Neuer Hackerangriff kommt ins Rollen: Unsaubere Programmierung öffnet Lücke
- Derzeit sind etwa 300.000 Webseiten davon betroffen
- Kein Sicherheitsproblem von IIS oder SQL vorhanden
Ein neue Angriffswelle von Hackern steht bevor. Durch eine unsaubere ASP-Programmierung wird die Attacke ermöglicht. Ursprünglich nahm man an, dass dafür eine Sicherheitslücke im Internet Information Services oder beim SQL Server verantwortlich sei. Neue Fakten zeigen aber, dass dies auf eine unsaubere ASP-Programmierung zurück zu führen ist.
Ein neuer Hackerangriff schlägt hohe Wellen. "Über eine Sicherheitslücke im Internet Information Server manipulieren Online-Kriminelle aktuell massenhaft legale Webseiten", warnte Panda Security. "Diese Welle ist nicht das Ergebnis einer Sicherheitslücke im Internet Information Services oder dem Microsoft SQL Server", hält Bill Sisk vom Microsoft Security Response Center in einem Blog-Eintrag dagegen. Er macht unsichere Webprogrammierung für den Erfolg der Attacke verantwortlich, die Internet-Nutzer mit Malware bedroht. Panda spricht derzeit von etwa 300.000 betroffenen Webseiten, F-Secure hat sogar von über einer halben Mio. berichtet.
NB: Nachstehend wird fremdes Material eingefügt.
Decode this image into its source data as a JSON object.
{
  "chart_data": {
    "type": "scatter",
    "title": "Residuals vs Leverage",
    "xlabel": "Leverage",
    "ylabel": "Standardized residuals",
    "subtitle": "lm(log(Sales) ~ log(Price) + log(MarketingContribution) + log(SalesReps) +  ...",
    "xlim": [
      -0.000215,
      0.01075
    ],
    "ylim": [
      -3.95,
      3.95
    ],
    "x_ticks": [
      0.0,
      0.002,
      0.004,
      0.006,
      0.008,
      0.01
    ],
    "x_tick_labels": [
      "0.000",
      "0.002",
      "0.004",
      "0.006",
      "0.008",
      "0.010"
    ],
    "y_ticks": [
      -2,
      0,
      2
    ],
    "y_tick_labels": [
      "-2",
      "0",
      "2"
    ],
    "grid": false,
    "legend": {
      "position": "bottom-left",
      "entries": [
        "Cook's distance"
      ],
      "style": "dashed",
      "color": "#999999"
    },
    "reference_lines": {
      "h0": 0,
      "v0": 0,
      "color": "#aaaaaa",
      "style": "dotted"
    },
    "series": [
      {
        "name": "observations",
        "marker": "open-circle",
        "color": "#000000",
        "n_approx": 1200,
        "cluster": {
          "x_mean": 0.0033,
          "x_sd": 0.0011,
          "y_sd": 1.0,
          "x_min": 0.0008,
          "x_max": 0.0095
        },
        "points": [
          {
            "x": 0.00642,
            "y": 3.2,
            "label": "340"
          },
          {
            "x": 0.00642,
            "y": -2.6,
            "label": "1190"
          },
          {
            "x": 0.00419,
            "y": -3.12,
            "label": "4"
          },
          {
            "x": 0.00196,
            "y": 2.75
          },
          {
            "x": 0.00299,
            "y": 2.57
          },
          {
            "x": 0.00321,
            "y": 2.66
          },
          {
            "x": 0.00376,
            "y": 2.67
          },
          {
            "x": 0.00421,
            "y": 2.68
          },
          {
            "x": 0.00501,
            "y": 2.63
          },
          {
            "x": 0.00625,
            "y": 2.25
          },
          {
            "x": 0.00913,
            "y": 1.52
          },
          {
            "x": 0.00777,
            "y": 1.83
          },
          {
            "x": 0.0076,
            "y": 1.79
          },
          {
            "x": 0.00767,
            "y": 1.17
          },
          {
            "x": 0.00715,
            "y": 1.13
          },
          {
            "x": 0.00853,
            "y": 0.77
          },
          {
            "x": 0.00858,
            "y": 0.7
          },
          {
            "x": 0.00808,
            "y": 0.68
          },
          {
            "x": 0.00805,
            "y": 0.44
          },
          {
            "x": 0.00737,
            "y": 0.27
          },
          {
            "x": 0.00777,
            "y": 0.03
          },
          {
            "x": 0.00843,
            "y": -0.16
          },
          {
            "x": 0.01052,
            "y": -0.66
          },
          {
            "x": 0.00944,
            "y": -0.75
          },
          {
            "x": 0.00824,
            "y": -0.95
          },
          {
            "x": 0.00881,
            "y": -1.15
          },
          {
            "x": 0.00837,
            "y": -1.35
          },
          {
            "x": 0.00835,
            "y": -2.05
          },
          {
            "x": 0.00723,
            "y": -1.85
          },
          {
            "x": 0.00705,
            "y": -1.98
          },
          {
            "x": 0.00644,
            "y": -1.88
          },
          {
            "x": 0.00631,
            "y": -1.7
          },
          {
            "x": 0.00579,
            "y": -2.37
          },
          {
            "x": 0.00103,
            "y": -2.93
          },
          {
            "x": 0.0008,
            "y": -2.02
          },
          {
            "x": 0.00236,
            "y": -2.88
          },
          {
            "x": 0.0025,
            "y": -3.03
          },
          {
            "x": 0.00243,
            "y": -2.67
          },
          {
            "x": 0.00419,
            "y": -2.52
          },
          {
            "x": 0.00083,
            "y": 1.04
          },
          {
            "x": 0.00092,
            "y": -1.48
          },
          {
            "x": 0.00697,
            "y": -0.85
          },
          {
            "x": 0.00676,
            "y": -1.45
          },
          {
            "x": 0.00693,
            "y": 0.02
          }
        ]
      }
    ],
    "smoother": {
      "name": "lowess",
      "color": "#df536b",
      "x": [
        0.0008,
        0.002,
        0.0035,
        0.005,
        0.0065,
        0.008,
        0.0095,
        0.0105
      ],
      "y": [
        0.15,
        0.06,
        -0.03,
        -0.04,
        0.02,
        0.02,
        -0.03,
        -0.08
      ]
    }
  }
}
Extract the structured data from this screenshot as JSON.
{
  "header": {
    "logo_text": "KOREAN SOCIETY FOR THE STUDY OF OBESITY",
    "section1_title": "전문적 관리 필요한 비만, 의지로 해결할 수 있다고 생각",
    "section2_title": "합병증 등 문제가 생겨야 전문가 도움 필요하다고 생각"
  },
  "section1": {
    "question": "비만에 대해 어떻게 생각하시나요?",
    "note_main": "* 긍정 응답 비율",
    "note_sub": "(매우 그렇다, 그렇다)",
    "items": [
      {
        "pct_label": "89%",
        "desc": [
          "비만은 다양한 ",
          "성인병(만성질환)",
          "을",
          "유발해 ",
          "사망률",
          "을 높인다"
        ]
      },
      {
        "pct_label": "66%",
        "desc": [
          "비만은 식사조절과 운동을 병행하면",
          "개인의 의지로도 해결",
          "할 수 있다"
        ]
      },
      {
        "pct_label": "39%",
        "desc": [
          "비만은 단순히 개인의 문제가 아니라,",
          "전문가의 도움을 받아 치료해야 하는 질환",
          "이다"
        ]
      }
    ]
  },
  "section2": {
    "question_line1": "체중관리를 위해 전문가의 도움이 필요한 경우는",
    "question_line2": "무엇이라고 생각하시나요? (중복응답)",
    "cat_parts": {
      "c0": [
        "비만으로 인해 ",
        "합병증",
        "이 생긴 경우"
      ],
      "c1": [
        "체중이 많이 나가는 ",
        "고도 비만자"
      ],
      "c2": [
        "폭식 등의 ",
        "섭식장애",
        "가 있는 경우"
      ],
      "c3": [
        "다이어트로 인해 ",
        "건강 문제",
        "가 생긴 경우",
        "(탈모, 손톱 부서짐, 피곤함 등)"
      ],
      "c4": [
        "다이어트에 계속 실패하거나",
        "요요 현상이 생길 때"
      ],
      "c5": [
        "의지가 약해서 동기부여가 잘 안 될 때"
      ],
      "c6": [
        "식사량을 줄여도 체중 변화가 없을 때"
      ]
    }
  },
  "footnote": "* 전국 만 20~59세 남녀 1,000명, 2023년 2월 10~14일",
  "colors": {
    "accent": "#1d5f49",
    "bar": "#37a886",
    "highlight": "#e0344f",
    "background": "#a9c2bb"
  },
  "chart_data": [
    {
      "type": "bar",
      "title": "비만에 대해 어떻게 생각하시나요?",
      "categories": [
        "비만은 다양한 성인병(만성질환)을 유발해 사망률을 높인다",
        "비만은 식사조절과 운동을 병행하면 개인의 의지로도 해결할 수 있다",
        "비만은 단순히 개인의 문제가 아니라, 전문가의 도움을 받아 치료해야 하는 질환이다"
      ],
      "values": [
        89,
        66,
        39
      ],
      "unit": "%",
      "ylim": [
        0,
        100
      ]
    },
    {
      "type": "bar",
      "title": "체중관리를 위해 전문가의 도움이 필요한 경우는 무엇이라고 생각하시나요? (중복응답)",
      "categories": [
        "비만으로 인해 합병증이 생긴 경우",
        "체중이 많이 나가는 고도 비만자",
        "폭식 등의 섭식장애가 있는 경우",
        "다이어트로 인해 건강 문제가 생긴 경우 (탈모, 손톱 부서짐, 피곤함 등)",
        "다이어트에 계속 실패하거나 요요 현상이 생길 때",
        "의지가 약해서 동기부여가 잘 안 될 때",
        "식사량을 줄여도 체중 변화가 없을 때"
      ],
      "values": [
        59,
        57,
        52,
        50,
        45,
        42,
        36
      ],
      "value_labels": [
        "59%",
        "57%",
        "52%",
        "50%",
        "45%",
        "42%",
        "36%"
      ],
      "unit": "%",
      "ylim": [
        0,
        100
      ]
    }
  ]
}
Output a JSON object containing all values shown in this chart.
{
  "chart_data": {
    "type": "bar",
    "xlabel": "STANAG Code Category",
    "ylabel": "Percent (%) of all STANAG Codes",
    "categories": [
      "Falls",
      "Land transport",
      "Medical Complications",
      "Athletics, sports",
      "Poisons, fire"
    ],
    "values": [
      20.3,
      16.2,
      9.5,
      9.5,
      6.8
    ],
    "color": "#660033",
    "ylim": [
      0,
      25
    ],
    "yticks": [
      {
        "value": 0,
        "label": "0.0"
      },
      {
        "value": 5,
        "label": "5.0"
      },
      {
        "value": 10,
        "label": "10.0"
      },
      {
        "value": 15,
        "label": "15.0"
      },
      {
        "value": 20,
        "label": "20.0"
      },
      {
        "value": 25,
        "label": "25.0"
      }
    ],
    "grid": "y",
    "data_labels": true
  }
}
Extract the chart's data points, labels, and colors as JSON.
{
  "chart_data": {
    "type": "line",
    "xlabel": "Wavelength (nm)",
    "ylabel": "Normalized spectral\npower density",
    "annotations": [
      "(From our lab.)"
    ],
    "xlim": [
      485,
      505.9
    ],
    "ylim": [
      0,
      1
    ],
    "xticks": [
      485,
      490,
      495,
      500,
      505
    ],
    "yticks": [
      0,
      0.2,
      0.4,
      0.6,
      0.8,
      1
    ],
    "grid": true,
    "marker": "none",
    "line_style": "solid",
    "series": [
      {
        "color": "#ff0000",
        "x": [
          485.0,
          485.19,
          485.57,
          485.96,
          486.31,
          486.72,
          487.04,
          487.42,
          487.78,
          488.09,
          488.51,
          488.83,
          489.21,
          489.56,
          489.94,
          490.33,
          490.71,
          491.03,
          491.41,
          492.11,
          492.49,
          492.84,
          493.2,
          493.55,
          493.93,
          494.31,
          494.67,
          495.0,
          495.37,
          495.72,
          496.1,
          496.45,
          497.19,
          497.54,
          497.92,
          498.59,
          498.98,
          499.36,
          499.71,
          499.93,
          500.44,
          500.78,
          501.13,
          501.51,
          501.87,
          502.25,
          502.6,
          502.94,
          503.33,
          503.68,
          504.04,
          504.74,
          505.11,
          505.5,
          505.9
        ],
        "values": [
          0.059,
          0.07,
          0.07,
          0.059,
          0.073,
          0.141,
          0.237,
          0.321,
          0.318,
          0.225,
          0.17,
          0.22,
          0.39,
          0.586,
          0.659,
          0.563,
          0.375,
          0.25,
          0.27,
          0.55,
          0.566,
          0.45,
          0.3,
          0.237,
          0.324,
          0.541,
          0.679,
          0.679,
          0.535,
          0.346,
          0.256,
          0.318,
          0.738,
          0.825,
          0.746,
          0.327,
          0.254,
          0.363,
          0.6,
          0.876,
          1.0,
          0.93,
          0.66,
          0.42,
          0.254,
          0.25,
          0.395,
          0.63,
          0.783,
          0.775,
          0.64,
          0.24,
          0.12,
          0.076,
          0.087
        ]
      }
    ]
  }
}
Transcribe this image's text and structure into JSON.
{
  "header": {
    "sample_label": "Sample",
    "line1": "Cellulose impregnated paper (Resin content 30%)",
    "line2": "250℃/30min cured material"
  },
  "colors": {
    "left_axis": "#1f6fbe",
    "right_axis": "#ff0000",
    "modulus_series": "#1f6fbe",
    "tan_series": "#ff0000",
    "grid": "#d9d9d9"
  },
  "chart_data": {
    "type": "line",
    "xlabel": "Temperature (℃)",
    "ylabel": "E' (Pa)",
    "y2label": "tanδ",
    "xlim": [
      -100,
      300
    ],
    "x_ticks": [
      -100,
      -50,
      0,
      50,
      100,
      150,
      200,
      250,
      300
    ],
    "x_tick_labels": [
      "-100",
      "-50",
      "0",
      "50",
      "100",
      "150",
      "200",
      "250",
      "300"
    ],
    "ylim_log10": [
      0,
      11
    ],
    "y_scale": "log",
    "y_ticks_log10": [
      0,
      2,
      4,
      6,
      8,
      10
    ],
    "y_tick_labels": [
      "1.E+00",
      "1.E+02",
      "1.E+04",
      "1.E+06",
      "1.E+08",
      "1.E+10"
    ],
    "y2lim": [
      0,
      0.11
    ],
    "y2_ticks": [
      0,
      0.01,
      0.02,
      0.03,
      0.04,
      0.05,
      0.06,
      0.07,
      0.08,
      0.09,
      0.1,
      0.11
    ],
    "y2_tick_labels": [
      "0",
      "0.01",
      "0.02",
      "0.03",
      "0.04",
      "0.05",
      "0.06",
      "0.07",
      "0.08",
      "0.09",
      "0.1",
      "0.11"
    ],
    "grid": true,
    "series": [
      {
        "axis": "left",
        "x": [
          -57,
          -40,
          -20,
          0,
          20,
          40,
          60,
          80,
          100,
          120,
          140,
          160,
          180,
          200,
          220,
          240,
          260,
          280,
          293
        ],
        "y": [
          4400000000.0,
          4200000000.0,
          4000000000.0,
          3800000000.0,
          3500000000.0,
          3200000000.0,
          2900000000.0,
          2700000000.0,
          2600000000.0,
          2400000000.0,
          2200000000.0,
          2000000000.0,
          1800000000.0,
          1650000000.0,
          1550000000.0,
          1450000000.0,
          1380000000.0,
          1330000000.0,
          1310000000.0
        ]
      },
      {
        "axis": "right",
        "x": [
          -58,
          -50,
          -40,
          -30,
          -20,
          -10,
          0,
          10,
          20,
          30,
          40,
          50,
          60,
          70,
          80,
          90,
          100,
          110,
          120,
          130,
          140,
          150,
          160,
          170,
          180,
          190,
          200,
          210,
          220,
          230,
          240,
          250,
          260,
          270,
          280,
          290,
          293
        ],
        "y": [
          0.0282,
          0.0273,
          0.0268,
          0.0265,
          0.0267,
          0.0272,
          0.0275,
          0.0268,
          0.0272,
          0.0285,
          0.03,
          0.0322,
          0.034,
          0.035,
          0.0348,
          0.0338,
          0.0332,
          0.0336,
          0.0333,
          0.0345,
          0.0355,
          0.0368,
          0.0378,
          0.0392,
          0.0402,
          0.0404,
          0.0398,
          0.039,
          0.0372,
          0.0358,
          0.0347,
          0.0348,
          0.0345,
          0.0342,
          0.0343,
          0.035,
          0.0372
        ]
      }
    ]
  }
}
Keine Lücke bei IIS oder SQL
Sowohl F-Secure als auch Panda haben beobachtet, dass nur Webseiten, welche die Microsoft-Produkte IIS und SQL Server nutzen, vom Großangriff betroffen sind. "Nach weiterführender Analyse haben wir festgestellt, dass es keine Lücke im IIS oder dem Microsoft SQL Server war", bestätigt Panda nun Sisks Ansicht. Vielmehr sei für die Kompromittierung der Webseiten unsaubere ASP-Programmierung verantwortlich. Die Skript-Engine ASP stammt von Microsoft und wird primär in Verbindung mit den Microsoft-Server-Produkten genutzt. Bei dem aktuellen Angriff ist sie der Vektor, über den per SQL Injection ein iFrame mit dem schädlichen JavaScript-Code auf Webseiten eingeschleust wird.
Die automatisierte Attacke würde Webseiten betreffen, die Best Practices für Sicherheit bei der Entwicklung von Webanwendungen nicht beachten, meint Sisk. Unsichere Programmierung sei generell ein Faktor, der Web-Angriffe begünstigen könne, warnt Microsoft-Sicherheitssprecher Gerhard Göschl im Gespräch mit pressetext. "Was häufig vorkommt, ist, dass Entwickler den Inhalt von Webformularen so verarbeiten, dass eingeschleuster Code ausgeführt werden kann", beschreibt er ein Beispiel. Derartige Risiken bestünden auch bei anderen Server-Plattformen, etwa Apache, oder der Verwendung beispielsweise von PHP als Skriptsprache, betont Göschl.
Der aktuelle Großangriff dauert indes noch an. " Da schon sehr viele Webseiten betroffen sind und das iFrame auch in weitere Webseiten eingefügt werden kann, ist das Risiko für Internet-Nutzer sehr hoch, infiziert zu werden", warnt Panda.